Every student hears some variation of the question, ‘What do you want to be when you grow up?’ throughout their youth. As they get closer to college, however, it becomes more necessary to think about career possibilities in a more specific way as they try to plan their post-high school studies. The problem is many students simply don’t have a good idea about potential careers and how to attain them at that age.
It was with that concept in mind that Kettering University professors Dr. Stacy Seeley (Chemistry/Bio-Chemistry) and Dr. Pat Atkinson (Mechanical Engineering) developed Kettering’s first Science and Engineering Career Exploration camp for students in 8th-11th grades in July. Both professors also offered more than just their professional knowledge when developing the camp: both also have teenage students wrestling with the very same decisions as those attending the camp.
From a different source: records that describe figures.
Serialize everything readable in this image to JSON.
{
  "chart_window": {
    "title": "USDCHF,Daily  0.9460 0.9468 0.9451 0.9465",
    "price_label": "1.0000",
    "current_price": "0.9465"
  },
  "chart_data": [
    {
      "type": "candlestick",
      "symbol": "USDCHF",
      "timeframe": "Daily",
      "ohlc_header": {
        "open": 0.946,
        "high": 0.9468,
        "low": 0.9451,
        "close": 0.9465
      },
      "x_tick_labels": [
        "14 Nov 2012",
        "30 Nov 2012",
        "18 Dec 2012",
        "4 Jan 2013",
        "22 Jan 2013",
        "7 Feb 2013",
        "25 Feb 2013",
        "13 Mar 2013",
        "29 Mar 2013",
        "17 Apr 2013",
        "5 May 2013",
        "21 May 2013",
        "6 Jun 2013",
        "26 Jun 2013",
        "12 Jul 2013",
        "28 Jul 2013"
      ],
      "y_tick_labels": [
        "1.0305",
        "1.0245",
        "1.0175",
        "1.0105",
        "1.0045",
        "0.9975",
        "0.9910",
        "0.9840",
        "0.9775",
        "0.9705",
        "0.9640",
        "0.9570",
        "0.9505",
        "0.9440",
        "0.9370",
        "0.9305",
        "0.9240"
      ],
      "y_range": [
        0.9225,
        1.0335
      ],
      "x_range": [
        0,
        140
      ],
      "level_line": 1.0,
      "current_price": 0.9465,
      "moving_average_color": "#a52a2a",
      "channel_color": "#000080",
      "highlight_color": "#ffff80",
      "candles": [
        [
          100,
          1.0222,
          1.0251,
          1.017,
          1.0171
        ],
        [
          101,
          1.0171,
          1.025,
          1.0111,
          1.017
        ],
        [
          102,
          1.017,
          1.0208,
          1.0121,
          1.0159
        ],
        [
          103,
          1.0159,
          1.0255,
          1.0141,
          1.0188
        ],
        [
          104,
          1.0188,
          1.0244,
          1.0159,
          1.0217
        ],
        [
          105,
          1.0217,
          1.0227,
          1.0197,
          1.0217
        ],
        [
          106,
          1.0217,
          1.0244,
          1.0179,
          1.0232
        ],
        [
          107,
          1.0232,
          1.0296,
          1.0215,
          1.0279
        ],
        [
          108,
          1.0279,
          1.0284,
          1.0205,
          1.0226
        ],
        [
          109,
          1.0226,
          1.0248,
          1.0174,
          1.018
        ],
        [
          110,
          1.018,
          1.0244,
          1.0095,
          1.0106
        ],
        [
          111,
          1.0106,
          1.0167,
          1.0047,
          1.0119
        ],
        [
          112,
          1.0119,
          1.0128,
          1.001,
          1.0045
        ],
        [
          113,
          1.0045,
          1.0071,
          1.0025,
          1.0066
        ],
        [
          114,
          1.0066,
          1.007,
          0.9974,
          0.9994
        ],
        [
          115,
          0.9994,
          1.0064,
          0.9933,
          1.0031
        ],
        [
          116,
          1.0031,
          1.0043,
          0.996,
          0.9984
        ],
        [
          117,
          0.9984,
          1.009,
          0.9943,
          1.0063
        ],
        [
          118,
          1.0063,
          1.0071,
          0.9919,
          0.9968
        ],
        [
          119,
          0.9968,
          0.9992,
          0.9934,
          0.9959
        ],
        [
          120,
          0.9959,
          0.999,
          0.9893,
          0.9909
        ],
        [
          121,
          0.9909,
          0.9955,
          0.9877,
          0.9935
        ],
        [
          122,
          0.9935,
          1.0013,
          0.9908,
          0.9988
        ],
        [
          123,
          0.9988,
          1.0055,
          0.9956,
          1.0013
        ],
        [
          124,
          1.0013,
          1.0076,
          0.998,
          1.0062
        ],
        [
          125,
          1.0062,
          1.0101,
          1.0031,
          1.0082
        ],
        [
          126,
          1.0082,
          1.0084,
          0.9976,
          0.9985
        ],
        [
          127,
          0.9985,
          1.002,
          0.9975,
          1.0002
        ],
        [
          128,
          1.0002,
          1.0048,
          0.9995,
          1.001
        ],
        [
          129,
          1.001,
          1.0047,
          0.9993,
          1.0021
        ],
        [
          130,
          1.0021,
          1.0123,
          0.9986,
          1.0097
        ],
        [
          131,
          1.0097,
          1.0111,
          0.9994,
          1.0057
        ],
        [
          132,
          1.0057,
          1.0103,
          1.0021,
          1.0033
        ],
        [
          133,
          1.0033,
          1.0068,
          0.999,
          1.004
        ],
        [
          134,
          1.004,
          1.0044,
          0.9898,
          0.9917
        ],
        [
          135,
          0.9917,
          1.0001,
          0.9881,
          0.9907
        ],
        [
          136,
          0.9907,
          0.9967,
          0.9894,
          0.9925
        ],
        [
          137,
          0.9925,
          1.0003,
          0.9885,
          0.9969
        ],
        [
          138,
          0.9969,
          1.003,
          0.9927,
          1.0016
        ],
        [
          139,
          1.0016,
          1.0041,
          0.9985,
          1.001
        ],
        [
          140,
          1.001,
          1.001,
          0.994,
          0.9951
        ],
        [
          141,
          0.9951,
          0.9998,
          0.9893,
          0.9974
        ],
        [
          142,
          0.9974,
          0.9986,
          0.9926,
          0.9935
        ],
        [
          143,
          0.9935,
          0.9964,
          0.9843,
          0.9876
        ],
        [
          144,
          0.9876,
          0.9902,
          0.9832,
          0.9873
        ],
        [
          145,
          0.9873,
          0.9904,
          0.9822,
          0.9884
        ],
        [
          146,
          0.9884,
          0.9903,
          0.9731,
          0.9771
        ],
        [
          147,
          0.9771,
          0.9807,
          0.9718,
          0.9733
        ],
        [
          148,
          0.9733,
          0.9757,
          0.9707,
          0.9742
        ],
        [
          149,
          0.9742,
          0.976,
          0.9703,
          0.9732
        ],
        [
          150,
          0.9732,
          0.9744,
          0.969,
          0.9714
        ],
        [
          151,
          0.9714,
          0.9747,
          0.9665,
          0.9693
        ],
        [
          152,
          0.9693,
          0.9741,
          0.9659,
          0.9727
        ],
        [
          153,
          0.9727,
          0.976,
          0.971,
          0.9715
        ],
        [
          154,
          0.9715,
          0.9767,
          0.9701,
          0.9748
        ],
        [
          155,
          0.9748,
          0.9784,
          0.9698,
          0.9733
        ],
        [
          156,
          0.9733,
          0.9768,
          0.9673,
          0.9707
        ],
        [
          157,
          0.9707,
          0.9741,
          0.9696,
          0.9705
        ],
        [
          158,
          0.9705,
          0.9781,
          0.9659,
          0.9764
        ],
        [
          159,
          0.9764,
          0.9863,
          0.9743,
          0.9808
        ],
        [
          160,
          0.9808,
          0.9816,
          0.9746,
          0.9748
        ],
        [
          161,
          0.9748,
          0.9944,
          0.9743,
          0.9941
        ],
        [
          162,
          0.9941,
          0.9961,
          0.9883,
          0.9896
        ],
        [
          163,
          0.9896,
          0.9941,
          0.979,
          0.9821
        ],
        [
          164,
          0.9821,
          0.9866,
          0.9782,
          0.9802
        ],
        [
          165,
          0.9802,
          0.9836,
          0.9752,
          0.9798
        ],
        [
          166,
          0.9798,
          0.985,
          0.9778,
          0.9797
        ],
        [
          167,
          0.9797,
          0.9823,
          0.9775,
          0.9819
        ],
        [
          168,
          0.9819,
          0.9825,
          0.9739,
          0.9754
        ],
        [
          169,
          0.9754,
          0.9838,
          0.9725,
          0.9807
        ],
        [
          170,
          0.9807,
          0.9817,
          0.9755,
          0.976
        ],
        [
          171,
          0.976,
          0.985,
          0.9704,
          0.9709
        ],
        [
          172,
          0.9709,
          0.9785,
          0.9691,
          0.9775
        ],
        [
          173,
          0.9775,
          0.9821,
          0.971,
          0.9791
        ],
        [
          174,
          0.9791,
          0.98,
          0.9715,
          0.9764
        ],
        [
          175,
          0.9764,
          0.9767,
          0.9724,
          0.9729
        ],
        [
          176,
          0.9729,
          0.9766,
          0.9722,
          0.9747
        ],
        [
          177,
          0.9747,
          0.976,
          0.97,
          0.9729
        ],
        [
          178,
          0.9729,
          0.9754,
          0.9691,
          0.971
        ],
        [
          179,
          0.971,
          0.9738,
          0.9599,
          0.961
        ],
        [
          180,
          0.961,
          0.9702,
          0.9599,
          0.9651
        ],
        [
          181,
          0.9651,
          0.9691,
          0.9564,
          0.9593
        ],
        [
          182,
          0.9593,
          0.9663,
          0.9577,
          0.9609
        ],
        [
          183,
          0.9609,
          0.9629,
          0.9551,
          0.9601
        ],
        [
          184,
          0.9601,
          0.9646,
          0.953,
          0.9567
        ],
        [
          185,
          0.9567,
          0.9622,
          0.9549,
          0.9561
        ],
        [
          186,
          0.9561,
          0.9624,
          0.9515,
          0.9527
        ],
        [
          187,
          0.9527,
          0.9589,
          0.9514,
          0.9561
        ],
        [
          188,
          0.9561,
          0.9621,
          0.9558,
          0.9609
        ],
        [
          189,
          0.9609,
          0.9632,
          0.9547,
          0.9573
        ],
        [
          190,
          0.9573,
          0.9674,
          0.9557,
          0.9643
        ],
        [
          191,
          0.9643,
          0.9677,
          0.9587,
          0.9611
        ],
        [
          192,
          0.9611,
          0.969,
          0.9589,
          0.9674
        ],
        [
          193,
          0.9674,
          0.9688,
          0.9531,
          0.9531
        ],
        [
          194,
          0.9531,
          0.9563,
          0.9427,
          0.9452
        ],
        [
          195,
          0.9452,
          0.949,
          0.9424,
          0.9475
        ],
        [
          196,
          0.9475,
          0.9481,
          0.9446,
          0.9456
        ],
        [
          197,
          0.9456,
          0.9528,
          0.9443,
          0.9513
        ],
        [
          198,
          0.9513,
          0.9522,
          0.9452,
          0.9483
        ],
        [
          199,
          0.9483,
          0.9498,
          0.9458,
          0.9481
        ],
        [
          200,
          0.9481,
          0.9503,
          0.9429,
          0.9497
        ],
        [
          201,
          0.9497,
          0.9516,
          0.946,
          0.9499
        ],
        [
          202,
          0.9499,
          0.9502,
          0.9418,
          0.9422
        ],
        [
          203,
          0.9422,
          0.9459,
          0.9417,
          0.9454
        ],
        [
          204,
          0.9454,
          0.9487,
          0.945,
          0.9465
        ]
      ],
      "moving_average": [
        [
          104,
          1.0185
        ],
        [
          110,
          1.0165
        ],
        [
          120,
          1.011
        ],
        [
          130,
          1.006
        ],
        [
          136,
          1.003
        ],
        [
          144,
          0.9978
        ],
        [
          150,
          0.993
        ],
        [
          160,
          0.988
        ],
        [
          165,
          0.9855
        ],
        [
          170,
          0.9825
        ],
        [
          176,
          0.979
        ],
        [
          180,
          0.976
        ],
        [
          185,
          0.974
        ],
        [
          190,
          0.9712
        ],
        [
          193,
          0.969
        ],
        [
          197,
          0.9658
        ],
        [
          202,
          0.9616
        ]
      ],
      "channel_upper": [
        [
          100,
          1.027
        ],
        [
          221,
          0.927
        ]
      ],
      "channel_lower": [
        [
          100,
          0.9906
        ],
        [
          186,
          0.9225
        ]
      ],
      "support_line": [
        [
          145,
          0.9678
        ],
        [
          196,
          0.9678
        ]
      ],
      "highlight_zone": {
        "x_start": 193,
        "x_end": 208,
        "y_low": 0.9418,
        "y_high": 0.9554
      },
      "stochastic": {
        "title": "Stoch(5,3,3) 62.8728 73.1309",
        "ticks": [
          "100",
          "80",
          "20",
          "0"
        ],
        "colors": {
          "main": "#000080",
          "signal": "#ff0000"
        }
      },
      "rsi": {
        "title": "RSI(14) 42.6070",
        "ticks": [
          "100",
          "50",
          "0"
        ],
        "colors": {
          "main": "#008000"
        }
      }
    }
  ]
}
“The beauty of the camp is that it was developed by faculty who have teenagers at home,” Seeley said. “I have a son who is 14 and is great in math and science, but he doesn’t have a good idea of what he wants to do with those skills or what careers are out there, and I think a lot of kids are in that same situation.”
The camp not only gave the 30 students who attended camp the opportunity to explore Kettering’s campus and meet faculty, but it gave them the chance to learn about different types of jobs in the science and engineering fields.
“Our goal was to help kids understand what it’s like to live in the skin of a scientist or an engineer,” Atkinson said. “We wanted to inspire the kids to pursue a career that is most aligned with their interests.”
The five-day camp gave the students a taste of what Kettering has to offer. Students spent specific days learning about Bio-Engineering, Mechanical Engineering, Computer Engineering, Chemical Engineering and Chemistry/Bio-Chemistry. They spent time in the classroom with many Kettering faculty members and also got hands-on experience in Kettering’s world class laboratories.
“They (the students) were blown away by the facilities,” Atkinson said. “To be able to actually walk into a lab, turn wrenches or knobs and experiment on things was a great experience for them.”
Students in attendance learned how to analyze DNA, how to program a robot, how to energize powertrains, how to create green/clean fuels, how to design mobile applications, how to do simulated surgical repairs and how to make cars safer, among other things. All of the activities were designed to not only expose students to things they might enjoy pursuing as a career, but also to help inform them about the career itself. Faculty discussed education requirements, pay scale, employment rate and other aspects that could influence students’ choices.
“We wanted to give students a sampling of multiple science and engineering fields,” said Seeley, adding that Kettering plans to continue doing the career exploration camp on a yearly basis. “It’s difficult to just tell kids what is out there career-wise. This camp gave them a chance to experience it firsthand.”